Project 1: Evaluate effects of identified MyBP-C-targeting drugs to restore normal structure and function of myofilament proteins and mouse myocardium containing cardiomyopathy mutations.
Project 2: Define the structural and functional roles of cardiac MyBP-C central domain (C3-C7) cardiomyopathy mutations, post-translational modifications, and unique linkers in the regulation of contraction and their impact on cardiac MyBP-C N-terminal domains (C0-C2).
Samantha Harris, PhD, Professor, Department of Physiology. Dr. Harris’ research group aims to understand how contractile proteins, especially myosin binding protein-C, cooperate to modulate force production by muscles and how defects in these proteins can lead to hypertrophic cardiomyopathy in heart and to skeletal muscle diseases. Her research group employs genetic, molecular, biochemical and biophysical approaches to decipher these interactions at levels from single molecules to whole organisms.
Project 1: To determine the structural and functional significance of myosin binding protein-c in cardiac muscle and how mutations in myosin binding protein-c contribute to inherited and acquired cardiac diseases.
Project 2: To determine the structural and functional significance of myosin binding protein-c in fast and slow twitch skeletal muscle fibers and how mutations in these proteins contribute to debilitating diseases such as distal limb contractures (e.g., club foot) and a newly discovered class of inherited muscle tremors originating from mutations in contractile proteins.

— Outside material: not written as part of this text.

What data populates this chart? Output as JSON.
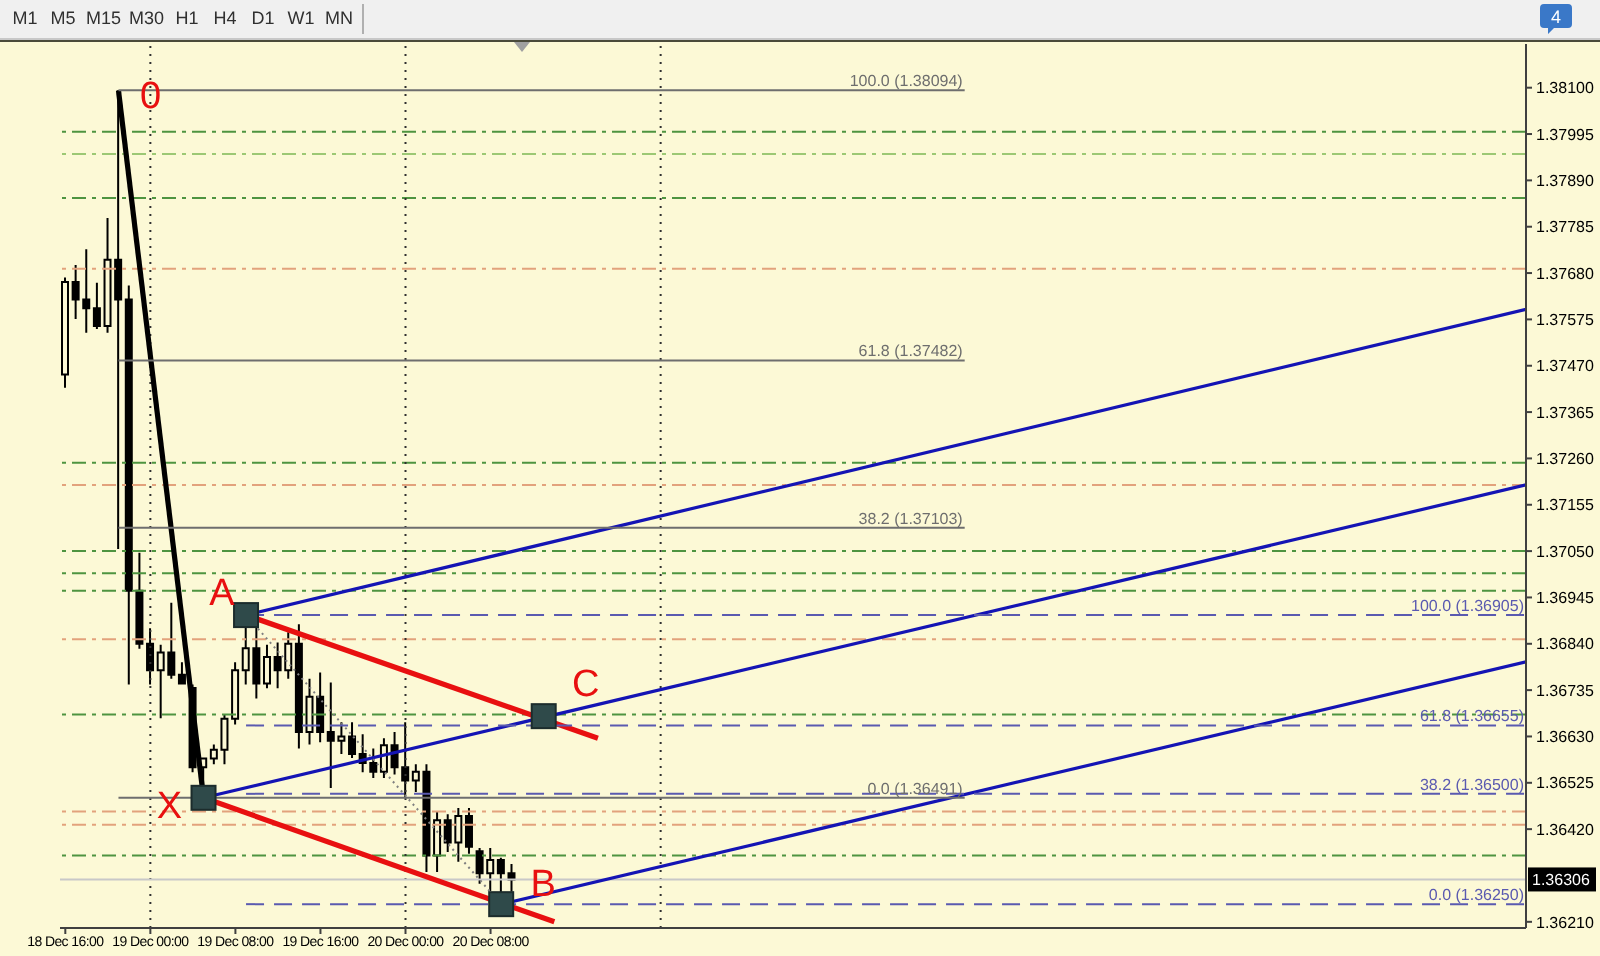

Shanna Hamilton, PhD, Assistant Professor, Department of Cellular and Molecular Medicine, Member of the Cardiovascular Research Program and Sarver Heart Center, AHA BCVS Early Career Committee Member. The overarching goal of Dr. Hamilton’s laboratory is to decipher molecular mechanisms of calcium regulation in the healthy and diseased heart, with the end goal of uncovering novel therapeutic strategies to treat arrhythmias and heart disease. Current projects include investigating how signaling pathways, such as endoplasmic reticulum stress, contribute to calcium-dependent arrhythmias. Projects are funded by the NIH NHLBI, foundation grants and a generous start up package. The Hamilton laboratory provides an excellent training environment to study cardiovascular disease from the molecule through to the organism level. Trainees will be exposed to molecular biology, high-resolution confocal microscopy and live cell imaging, electrophysiology, whole heart optical mapping and in vivo gene editing. Since opening her laboratory in July 2023, Dr. Hamilton has recruited students at the MS, Ph.D, and MD/Ph.D level, and has participated in several University of Arizona undergraduate research programs including the Ronald E. McNair Achievement Program. Dr. Hamilton is highly committed to teaching and mentoring the future generation of independent research scientists in an inclusive environment, and will be supported by senior faculty in the program. Undergraduates will have the opportunity to work on two defined projects.
Project 1: Defining new molecular mechanisms of catecholaminergic polymorphic ventricular tachycardia (CPVT)
Project 2: Examining the impact of endoplasmic reticulum stress in calmodulinopathy.